The specialist's recommendations include:
- Giving up bad habits: smoking, alcohol, drugs...
- Maintaining your weight within acceptable limits.
- Reconsider your attitude to food. Minimize the consumption of fatty foods, fast food dishes and supermarket products laden with a large number of "E": various stabilizers, emulsifiers, colorings, flavor enhancers, etc. The daily diet should be balanced and rich in vitamins and minerals. Particular emphasis in this situation is placed on iodine-containing products.
- To maintain the level of vitamins and minerals, including iodine, at normal levels, you can also use pharmacological drugs, regularly taking them in courses.
- It is worth avoiding prolonged exposure of open areas of skin, and the whole body, to direct sunlight. You should not get carried away with frequent visits to the solarium.
- It is necessary to protect yourself from radiation. This is especially true when buying a house or apartment. It is worth choosing a more environmentally friendly place.
- Regular consultations with specialized doctors are necessary. If the patient has already had cancer, he/she should undergo an annual X-ray examination and tests to monitor the level of hormones in the blood.

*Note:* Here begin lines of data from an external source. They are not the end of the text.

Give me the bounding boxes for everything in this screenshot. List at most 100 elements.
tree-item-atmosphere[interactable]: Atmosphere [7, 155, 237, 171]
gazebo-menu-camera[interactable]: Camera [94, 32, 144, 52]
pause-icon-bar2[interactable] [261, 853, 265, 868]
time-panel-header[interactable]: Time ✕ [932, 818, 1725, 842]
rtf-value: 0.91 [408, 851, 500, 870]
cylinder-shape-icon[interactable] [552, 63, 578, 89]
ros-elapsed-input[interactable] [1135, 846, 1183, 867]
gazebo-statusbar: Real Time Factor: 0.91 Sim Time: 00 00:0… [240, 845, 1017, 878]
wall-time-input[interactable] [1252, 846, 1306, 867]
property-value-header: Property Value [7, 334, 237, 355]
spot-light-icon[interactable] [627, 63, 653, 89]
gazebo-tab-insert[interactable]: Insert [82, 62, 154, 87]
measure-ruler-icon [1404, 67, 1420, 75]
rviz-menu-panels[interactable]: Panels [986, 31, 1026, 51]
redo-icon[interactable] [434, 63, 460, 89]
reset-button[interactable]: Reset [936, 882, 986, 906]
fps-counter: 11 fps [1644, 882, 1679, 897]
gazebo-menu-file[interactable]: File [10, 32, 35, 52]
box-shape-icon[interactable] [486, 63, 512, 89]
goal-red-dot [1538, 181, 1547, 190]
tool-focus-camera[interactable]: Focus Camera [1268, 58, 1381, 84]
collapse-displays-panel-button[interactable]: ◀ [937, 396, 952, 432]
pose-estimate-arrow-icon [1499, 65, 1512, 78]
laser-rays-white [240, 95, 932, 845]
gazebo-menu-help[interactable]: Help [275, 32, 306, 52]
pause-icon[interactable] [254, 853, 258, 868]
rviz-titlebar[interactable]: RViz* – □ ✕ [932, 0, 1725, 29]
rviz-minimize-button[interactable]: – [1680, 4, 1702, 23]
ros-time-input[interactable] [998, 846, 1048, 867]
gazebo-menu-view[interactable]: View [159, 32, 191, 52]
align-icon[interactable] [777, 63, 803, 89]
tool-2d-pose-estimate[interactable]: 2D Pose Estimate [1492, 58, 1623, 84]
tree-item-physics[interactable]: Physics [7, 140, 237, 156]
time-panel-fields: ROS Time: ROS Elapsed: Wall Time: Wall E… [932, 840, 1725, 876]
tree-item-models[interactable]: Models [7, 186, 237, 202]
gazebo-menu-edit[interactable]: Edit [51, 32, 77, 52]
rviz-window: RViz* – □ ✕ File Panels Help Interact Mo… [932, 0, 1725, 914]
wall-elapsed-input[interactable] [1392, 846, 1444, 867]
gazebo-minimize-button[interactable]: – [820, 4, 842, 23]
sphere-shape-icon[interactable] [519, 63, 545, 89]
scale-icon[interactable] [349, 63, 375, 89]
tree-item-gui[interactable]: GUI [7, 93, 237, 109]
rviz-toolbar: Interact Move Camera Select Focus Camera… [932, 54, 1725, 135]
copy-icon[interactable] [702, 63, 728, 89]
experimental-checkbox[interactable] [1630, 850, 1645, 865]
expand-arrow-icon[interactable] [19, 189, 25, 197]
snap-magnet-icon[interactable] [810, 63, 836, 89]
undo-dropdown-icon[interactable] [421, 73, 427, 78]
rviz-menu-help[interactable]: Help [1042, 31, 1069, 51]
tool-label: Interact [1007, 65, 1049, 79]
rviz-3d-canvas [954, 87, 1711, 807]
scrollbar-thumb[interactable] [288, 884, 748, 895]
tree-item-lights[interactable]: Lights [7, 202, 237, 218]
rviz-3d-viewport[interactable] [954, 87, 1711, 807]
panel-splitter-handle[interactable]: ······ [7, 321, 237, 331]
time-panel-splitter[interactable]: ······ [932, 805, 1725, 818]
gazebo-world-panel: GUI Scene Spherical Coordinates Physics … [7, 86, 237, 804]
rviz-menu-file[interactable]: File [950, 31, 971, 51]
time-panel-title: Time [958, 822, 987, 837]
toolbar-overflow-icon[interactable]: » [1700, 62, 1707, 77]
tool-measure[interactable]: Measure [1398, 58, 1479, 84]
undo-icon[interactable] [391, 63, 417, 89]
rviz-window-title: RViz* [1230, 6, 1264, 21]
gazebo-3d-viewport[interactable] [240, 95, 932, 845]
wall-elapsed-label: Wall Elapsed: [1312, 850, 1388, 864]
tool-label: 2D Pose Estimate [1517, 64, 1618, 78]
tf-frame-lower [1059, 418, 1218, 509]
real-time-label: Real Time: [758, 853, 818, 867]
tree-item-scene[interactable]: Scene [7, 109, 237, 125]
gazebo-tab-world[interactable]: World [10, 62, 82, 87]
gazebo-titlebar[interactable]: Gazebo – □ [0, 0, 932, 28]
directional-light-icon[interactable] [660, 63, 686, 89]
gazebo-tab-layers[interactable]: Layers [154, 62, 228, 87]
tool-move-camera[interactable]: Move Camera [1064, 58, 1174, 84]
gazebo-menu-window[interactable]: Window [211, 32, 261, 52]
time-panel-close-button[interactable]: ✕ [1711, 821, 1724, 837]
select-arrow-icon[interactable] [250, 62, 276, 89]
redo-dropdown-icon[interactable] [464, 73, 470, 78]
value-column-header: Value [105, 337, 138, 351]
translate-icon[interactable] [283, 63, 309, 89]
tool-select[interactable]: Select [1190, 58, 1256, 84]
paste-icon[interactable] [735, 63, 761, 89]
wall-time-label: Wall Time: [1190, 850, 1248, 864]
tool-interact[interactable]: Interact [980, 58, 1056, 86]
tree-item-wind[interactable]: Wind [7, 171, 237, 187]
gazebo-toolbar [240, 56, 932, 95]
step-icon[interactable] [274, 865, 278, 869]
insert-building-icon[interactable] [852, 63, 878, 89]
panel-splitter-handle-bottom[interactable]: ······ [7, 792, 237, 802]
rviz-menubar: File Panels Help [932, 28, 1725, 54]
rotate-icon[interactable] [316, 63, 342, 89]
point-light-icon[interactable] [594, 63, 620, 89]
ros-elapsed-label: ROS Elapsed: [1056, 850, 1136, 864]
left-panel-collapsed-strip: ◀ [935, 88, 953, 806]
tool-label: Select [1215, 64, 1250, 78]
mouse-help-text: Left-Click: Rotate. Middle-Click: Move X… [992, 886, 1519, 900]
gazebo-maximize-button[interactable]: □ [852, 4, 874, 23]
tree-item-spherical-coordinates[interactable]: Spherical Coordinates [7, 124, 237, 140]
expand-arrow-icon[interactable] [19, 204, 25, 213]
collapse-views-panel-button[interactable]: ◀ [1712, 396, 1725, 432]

Prognosis of Follicular Thyroid Cancer
When visiting a specialist, the patient, after the diagnosis is established, is interested in his chances of recovery. The prognosis for follicular thyroid cancer is, in most cases, quite favorable. But it still largely depends on the stage of cancer development at which the disease was diagnosed and treatment of the problem began.
The scant medical statistics show that the five-year survival rate of patients who have undergone the necessary treatment shows:
- When diagnosed at the first stage of the disease, the survival rate is 100%.
- In case of stage II follicular thyroid cancer - 100% survival rate.
- At the third stage of malignant neoplasm – 71% five-year survival.
- At the fourth stage of the pathology, the five-year survival rate is 50%.
As sad as it may sound, but in recent years the number of patients with oncological diseases has been growing, affecting all layers and age categories of human society. Upon hearing the diagnosis - follicular thyroid cancer, almost all patients, at first, fall into a stupor, perceiving the diagnosis as a death sentence. But this is far from true. If the patient is "lucky" and the malignant tumor is detected at an early stage of its development, then, with effective treatment, the patient can subsequently return to his usual way of life (of course, with some regard to the disease and the possibility of relapse). But it is still within human power to reduce the risk of such a pathology, and the key to this is a healthy lifestyle, which is able to "protect" the body from many diverse health problems, including reducing the likelihood of both benign and malignant tumors. Therefore, take care of yourself and be healthy!